The Attempt at a Solution

so I now that the nullity is 2 and so \rho(A)=3
and because of that 4\leq \rho(B)\leq 5

but I don't know how to prove that AB\neq 0

 

[micromass]

Can you find an x such that ABx\neq 0?? That is: can you find an x such that Bx is not contained in the nullspace of A?

 

[BitterX]

Thanks for the reply
the null space of A is Sp[(1,0,0,0,0),(0,1,0,0,0)]
the nullity of B is 1 but it can be either Sp(1,0,0,0,0) or Sp(0,0,0,0,1) etc. or am I wrong?
I guess I am because this way it can be contained in the null space of A or not, and there's no way to determine. let's say that the null space of B is Sp(0,0,1,0,0) so it's not contained in the null space of A,

and let's call it Bx=(0,0,s,0,0) |s \in \mathbb{F}
so I just say that

ABx = (0,0,a_{33}s,a_{43}s,a_{53}s)

and if AB was 0 for every x it would have been (0,0,0,0,0)?
if so how can I determine if Bx is contained in Ax or not?
Thanks again!

 

[micromass]

the null space of A is Sp[(1,0,0,0,0),(0,1,0,0,0)]

No, it's not.

the nullity of B is 1

No, it's not.

What made you think that?

 

[BitterX]

I guess I'm wrong, let me tell you what my train of thought was:

I took the original null space given, put it in a matrix and got to that, that's the basis of the
null space.
so the nullity is 2, and then rank(A) is 3 (because it's a 5x5 matrix)
because rank(B)>rank(A) , rank(B) is either 4 or 5. and it's nullity is 1 or 0.

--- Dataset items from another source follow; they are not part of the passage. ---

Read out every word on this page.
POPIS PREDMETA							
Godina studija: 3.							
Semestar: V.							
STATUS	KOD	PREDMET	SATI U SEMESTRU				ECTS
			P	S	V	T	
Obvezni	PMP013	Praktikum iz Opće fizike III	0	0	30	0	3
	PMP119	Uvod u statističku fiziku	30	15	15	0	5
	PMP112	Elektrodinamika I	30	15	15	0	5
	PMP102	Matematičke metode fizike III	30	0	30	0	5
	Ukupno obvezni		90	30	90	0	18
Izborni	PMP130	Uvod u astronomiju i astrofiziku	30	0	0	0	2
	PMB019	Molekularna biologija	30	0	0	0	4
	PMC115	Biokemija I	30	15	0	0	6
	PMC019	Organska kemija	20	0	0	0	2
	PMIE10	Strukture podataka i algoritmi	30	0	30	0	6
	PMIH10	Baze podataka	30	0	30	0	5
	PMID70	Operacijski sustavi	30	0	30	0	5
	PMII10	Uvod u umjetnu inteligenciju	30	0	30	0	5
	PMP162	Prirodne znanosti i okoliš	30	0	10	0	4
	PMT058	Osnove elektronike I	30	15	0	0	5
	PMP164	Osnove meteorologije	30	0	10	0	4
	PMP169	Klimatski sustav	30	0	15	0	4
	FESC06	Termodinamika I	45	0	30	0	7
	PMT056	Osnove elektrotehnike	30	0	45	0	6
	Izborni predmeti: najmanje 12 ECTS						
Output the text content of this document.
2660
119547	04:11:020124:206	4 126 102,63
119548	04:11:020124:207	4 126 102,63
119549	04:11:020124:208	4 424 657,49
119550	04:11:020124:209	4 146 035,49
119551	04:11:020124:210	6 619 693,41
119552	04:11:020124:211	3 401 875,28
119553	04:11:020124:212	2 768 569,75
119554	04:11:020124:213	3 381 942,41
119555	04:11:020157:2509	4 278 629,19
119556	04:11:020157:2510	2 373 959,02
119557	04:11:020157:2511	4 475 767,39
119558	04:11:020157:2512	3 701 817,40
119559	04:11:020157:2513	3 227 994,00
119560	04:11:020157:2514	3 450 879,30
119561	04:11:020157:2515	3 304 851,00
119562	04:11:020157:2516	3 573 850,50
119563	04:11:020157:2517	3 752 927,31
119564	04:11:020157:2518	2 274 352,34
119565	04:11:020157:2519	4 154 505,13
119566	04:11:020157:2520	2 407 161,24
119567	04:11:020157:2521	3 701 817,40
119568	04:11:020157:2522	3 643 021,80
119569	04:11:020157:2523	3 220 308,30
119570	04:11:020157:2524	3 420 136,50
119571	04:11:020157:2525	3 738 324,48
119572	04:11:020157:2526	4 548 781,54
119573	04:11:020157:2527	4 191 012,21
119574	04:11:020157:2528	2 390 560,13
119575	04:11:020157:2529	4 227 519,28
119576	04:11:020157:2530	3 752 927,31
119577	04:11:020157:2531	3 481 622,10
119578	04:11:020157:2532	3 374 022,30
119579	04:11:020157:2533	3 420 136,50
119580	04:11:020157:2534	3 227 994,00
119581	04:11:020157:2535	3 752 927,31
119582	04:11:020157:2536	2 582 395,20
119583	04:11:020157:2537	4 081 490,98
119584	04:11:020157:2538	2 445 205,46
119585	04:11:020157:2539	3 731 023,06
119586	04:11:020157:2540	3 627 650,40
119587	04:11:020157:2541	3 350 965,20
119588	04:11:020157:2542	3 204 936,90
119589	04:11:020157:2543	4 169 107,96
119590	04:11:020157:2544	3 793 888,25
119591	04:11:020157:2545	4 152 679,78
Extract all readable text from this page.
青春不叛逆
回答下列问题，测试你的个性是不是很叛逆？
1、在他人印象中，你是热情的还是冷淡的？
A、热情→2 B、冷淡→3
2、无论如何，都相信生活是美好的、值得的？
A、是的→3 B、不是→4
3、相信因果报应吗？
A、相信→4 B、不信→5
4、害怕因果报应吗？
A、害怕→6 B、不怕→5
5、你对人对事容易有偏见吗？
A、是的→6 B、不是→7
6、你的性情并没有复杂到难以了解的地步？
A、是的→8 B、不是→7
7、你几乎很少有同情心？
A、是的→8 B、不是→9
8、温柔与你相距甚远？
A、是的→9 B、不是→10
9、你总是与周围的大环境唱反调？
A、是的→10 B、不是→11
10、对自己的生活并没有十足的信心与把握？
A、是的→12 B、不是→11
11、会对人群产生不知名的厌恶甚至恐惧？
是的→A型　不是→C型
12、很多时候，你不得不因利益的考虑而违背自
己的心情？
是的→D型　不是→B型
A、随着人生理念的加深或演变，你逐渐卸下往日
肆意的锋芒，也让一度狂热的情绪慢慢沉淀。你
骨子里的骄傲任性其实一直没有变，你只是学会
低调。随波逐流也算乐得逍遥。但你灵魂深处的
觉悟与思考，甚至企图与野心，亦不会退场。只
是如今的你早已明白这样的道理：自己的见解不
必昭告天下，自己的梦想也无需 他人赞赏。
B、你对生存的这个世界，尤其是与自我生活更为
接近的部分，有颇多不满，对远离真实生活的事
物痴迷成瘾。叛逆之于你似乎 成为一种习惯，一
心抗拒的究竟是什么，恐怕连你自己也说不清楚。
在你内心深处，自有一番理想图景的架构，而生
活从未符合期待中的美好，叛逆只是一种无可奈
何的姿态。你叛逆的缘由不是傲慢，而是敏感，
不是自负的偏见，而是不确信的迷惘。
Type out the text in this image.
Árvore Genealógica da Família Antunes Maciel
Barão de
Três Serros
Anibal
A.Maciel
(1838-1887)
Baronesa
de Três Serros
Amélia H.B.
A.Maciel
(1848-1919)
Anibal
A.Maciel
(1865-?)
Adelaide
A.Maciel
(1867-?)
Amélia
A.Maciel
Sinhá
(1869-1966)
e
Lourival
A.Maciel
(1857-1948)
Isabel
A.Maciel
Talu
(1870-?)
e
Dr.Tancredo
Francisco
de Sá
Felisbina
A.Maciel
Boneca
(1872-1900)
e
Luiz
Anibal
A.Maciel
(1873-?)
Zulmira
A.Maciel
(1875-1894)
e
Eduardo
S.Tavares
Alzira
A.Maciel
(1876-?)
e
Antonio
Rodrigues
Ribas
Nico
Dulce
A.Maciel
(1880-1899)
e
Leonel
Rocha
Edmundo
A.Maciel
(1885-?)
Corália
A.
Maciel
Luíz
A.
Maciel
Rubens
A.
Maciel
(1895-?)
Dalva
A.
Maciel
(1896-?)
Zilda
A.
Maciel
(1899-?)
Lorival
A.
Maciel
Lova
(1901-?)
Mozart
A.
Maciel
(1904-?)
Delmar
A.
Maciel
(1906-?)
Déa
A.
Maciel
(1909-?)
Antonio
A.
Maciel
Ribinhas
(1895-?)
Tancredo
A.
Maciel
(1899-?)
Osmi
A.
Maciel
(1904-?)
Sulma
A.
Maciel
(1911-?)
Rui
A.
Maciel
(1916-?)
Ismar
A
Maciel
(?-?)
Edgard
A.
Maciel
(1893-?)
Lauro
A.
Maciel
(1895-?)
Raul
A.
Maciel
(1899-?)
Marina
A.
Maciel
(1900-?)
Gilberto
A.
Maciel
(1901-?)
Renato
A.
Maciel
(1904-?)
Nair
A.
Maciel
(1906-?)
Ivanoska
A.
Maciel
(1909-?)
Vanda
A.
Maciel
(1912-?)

I thought about a different way to prove it, but I need to prove that nullspace A, nullspace B,
are subspaces of nullspace AB.

if so: nullity(AB)=nullity(A)+nullity(B)-nullity(A\cap B)

which means:
nullity(AB)\leq nullity(A)+nullity(B)

because we know the nullity of both A and B (assuming I'm right)
nullity(AB)\leq 3
using the rank nullity theorem:

\rho(AB)=n-nullity(AB)

\rho(AB) \geq 2

what do you think?